Another key difference is while Assad is treated as a pariah, the Saudis who are carrying out the bombing of Yemen – including schools, hospitals, civilian facilities and weddings – are feted in the UK, get to meet the Queen and receive visits by Prince Charles and other members of the royal family. This is because we are major suppliers of weapons to the regime. RAF personnel are involved in some way helping the Saudis. (Picture: Campaign Against the Arms Trade)
It was claimed that the justification for the bombing of Syria was the crossing of the red line. This suggested that Assad had used chemical weapons for the second time and we had to send a message to deter him.

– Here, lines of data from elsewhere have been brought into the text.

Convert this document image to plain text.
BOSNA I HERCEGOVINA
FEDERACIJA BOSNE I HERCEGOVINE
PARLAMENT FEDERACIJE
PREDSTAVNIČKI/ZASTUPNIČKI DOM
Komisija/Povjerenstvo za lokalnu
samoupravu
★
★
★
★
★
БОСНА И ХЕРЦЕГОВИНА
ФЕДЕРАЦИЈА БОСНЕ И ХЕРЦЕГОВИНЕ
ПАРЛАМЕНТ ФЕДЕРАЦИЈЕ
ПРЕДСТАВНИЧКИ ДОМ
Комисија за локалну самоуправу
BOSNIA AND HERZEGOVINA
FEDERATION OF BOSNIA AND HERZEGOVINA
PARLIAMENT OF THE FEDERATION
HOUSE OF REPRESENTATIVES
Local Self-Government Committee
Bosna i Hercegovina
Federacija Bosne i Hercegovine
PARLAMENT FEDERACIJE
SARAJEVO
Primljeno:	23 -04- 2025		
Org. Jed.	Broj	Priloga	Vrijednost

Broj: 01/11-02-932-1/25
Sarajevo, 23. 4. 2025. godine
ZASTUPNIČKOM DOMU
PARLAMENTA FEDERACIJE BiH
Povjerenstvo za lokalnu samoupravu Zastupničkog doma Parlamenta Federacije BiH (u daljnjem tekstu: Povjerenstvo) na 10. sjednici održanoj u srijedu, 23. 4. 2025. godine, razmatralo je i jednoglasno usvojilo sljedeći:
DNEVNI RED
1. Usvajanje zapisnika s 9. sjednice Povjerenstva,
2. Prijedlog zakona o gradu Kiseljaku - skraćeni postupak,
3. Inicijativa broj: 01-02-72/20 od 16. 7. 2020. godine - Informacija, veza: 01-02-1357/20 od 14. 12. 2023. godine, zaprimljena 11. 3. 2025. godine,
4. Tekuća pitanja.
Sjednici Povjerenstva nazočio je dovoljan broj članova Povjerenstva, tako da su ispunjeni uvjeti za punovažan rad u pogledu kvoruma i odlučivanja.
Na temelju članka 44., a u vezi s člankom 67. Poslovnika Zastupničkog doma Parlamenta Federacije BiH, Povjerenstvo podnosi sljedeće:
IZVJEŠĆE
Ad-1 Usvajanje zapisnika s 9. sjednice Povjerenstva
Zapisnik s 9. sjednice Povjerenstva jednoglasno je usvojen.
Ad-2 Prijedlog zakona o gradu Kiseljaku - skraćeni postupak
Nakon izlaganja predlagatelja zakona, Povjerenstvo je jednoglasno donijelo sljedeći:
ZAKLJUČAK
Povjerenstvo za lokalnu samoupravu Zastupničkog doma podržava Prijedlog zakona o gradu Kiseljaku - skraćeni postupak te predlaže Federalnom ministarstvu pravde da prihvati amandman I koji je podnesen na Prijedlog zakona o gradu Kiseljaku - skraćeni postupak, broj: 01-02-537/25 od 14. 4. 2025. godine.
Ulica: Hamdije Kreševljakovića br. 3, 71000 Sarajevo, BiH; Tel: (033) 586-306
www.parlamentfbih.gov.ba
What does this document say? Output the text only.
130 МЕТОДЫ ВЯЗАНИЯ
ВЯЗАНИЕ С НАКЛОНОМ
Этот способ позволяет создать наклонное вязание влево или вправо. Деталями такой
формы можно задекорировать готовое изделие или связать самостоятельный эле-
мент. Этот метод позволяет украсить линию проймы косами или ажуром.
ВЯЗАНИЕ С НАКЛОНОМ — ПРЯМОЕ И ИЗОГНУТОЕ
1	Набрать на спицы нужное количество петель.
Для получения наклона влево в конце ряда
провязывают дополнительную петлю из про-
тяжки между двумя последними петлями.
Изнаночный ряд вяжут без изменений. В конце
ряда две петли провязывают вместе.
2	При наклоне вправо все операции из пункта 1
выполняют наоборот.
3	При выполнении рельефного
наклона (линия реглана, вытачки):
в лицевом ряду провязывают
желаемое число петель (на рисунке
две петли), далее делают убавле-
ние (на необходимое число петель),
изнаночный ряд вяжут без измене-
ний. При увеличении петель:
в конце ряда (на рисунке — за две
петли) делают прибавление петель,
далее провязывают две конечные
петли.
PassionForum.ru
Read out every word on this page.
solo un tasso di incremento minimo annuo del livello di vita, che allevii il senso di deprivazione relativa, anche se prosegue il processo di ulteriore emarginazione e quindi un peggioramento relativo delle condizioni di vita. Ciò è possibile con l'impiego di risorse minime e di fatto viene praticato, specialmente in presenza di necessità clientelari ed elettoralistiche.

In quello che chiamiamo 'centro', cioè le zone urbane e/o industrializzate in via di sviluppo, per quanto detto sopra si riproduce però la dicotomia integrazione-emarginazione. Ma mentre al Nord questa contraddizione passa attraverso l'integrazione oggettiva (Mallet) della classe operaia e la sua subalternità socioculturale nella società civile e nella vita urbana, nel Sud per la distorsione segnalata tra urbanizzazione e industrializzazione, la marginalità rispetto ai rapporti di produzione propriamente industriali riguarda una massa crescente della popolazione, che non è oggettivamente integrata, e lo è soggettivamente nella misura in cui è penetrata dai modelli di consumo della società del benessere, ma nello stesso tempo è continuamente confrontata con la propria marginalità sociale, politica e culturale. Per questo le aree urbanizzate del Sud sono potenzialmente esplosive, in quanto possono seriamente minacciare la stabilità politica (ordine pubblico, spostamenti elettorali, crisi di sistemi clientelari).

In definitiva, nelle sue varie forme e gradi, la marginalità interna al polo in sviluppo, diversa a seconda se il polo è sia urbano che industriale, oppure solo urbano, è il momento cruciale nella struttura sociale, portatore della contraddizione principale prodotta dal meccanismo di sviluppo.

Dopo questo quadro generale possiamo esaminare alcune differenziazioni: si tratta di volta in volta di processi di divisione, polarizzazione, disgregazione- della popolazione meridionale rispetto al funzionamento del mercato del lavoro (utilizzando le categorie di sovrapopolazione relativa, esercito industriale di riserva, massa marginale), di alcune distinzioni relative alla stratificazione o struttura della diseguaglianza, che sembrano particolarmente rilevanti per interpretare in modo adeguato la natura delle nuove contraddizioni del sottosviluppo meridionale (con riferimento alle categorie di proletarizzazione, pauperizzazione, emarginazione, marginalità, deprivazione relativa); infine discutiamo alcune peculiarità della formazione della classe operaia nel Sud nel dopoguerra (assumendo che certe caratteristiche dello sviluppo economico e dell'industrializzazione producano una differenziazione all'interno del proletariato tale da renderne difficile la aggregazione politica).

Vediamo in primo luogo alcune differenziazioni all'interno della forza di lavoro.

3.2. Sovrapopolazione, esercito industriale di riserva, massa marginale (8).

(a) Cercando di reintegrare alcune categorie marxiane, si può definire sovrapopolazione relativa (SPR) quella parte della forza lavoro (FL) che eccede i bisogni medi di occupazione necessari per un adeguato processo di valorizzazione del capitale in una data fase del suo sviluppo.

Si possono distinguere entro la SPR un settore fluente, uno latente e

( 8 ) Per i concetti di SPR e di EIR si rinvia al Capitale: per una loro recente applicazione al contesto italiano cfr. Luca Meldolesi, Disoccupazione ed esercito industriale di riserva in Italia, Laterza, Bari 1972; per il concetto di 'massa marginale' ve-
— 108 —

One problem: it is not the first or even the second time he has done this. The SNHR estimate that he has used them on 207 occasions and on 174 occasions since the Ghouta attack.
207 chemical weapons attacks by Assad
The very notion that a red line has been crossed is therefore not tenable as Assad has regularly used these weapons, on average three times a month. In addition to chlorine he has on occasion used Sarin.
Tens of thousands of people have lost their lives or have lost loved ones in these terrible conflicts. The destruction of buildings will take decades to do and billions to repair. In one case we continue to profit from the supply of arms and roll out the red carpet to those who are responsible: in the other case we say a red line has been crossed – which it has on many, many occasions – and bomb the country.